Today, large companies in particular are increasingly caught between the conflicting priorities of economy and ecology. Global aspects such as climate change, water scarcity and packaging waste are of great importance in the social discourse and demand solutions.
The challenge: Replace manual decision-making and create global comparability
The solution: Drawing meaningful and relevant data from networked production systems
As part of this transformation, the company invested in Microsoft Azure IoT solutions such as Azure IoT Hub to create “smart factories” that solve the aforementioned challenges across the enterprise.
The goal was to draw more meaningful, better data from networked production systems – to derive autonomous or even manually made decisions, to optimize controlled production – especially with regard to the ecologically minimized footprint – and to avoid waste in energy and material flows.
There is the famous quote by Peter F. Drucker: “What you can’t measure, you can’t control. “This is especially true in the area of digitization.

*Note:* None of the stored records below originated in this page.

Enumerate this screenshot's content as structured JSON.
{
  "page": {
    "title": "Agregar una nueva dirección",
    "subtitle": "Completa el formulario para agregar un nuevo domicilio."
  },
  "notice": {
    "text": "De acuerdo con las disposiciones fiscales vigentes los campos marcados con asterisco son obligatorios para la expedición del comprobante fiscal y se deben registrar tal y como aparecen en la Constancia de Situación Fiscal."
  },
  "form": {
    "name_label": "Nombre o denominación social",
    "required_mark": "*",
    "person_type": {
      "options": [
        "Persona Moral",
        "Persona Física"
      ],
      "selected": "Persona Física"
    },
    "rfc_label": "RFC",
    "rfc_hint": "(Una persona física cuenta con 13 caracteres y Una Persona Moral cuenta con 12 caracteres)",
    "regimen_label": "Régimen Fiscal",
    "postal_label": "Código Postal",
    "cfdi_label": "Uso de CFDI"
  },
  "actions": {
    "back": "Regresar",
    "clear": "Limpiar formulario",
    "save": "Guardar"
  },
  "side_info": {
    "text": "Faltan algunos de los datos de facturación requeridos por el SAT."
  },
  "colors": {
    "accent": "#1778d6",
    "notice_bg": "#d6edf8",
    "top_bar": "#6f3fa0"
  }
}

The purpose of collecting additional data is for improvement.
Microsoft was able to use its (nested) Azure IoT (Edge) devices to overcome the challenges that Tetra Pak presented to the software service provider:
- For a holistic view of productivity, security and quality data on a global scale, Azure IoT Hub comes into play. It enables bidirectional communication between the IoT application and connected devices.
- For unified and overarching visualization of data, it is connected to the Azure cloud platform and displayed using Microsoft Power BI.
- For connected customer solutions, Tetra Pak uses Azure IoT Edge devices to ensure the operational efficiency of customer facilities around the world. The solution enables predictive maintenance and helps improve monitoring of overall asset efficiency. The devices also centrally ensure that each internal factory is equipped with the latest software versions.
- Quality optimization and defect reduction on production lines is achieved through the use of image analysis and an algorithm that also runs on an IoT edge device. This prevents product defects from reaching the customer.